Director: JJ Abrams
"‘Star Wars: The Rise Of Skywalker’" | A technically impressive film
This ninth episode of the “Star Wars” franchise is the last of the sequel’s trilogy after “The Force Awakens” and “The Last Jedi”. It is astutely mounted and presented, but hardcore devotees of the series will definitely find the film disappointing compared to the last two editions. And the uninitiated will find this film extremely tedious.
Like every edition, this one too is about the inter-galactic battle to control the universe. It is a battle between good against evil. The writers, Chris Terrio, Derek Connoly, Colin Trevorrow and Director JJ Abrams waste the opportunity to forge a new ground left by the previous installment. Instead, they are so obsessed with tying the loose ends of the previous editions that the narrative ends up being sort of repetitive and nostalgia-inducing.

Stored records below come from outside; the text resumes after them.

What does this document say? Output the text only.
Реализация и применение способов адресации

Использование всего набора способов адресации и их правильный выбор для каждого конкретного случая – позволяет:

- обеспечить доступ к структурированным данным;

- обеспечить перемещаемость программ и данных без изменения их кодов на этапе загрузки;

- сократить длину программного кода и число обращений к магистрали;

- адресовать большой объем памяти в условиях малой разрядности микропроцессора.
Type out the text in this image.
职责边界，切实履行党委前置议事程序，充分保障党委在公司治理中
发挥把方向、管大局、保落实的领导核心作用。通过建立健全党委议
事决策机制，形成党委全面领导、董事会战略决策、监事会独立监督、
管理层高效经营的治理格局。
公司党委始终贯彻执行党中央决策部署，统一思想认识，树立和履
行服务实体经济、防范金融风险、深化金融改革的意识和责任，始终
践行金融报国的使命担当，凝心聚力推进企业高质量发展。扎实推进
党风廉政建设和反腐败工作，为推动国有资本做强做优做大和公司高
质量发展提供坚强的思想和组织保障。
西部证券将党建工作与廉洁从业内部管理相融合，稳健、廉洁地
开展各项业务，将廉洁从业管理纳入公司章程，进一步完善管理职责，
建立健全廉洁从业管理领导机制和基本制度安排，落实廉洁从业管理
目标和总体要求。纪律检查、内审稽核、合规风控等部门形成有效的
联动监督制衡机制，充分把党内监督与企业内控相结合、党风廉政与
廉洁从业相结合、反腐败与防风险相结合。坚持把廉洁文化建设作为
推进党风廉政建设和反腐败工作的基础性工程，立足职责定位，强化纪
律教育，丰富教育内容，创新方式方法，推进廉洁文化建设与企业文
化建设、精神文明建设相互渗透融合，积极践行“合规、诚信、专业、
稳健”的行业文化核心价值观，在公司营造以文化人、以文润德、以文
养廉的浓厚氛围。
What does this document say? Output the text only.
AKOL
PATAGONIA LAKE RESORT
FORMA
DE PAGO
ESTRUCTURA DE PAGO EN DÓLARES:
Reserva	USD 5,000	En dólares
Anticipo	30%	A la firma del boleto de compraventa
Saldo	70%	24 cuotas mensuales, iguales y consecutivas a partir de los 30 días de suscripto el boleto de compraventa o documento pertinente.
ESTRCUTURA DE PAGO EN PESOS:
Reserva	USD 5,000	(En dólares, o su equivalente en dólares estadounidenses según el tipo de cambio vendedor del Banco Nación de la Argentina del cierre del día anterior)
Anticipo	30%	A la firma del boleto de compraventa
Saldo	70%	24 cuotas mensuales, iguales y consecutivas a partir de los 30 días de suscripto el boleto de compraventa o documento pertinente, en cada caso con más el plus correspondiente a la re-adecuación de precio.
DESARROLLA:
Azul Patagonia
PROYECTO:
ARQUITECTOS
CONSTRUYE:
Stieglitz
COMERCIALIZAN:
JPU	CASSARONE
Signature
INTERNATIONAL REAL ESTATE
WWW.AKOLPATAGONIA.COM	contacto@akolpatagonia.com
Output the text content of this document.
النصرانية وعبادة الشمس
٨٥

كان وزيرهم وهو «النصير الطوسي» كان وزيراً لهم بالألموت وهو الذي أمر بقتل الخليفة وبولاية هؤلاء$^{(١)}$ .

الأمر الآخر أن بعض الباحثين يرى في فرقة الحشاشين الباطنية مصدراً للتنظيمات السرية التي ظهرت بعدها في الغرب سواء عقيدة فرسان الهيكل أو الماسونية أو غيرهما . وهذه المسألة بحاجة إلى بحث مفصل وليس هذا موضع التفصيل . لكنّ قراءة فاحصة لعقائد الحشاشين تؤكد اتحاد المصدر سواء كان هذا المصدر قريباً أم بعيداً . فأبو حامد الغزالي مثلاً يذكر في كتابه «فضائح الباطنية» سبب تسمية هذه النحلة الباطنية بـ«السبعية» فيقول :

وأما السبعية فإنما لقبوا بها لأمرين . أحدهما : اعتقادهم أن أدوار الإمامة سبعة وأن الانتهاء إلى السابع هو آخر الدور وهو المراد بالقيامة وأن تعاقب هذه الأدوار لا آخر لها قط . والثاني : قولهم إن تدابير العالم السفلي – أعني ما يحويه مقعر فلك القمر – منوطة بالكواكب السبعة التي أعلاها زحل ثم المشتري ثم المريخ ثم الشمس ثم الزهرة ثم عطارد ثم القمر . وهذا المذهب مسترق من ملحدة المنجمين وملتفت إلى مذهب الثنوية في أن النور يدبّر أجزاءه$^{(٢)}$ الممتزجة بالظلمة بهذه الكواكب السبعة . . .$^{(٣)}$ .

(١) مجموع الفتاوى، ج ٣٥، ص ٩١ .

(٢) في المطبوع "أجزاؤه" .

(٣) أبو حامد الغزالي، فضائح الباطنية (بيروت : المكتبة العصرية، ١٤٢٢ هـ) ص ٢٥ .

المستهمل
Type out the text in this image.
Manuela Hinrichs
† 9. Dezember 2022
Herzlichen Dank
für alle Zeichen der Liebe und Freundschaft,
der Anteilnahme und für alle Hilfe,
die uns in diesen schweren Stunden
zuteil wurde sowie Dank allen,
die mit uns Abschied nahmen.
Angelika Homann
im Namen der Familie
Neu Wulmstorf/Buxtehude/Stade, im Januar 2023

The story begins with a scroll that informs us that Emperor Palpatine (Ian McDiarmid), who was defeated at the end of “The Return Of The Jedi”, isn’t dead and has built the largest fleet of Star Destroyers ever assembled. This sets the ball rolling and raises the intrigue quotient.
For the uninitiated, Emperor Palpatine, has apparently been in the background while creating the First Order. He is instrumental in initiating Kylo Ren (Adam Driver) into the order, and also had a hand in bringing Ren and Snoke (from the previous two films) together to worship at the altar of the original antagonist, Darth Vader. The plot accelerates after Ren locates Palpatine and expresses to kill him. The zombie Emperor not only reveals his ultimate plan to beat the Resistance but also his specific plan for capturing Rey (Daisy Ridley), in order to bring her over to the dark side. Ren has a change of heart. He joins forces with Palpatine and pursues Rey, who is struggling with her identity. He tries to convince her with, “The dark side is our nature, surrender it to me”. When Rey receives another message from Ren, she returns to the hub of the Resistance and her friends Finn (John Boyega) and Poe Dameron (Oscar Isaac). From thence, the plot jumps all over the place. And when the film reaches its climatic battle and the story’s epilogue, the narratives appears dreary. But Ridley keeps the tone from becoming trite or from letting us laugh at how senseless the twist of her origins is, solely through her performance and Rey’s grounded emotions. Ren on the other hand has hardly much to offer. Poe Dameron who is an ace pilot remains at odds with Rey about most things. But the main demand on Poe’s time is fixing his rickety used spacecraft and otherwise dashing about with a small band of Resistance fighters who look out for the Emperor’s gathering forces. Carrie Fisher shows up in the film using unused outtakes from “The Force Awakens”. The footage fits in seamlessly with the story being told, without appearing to be forced.
Overall, while the film is mega-mounted and technically impressive, it does not offer anything that’s new and exciting.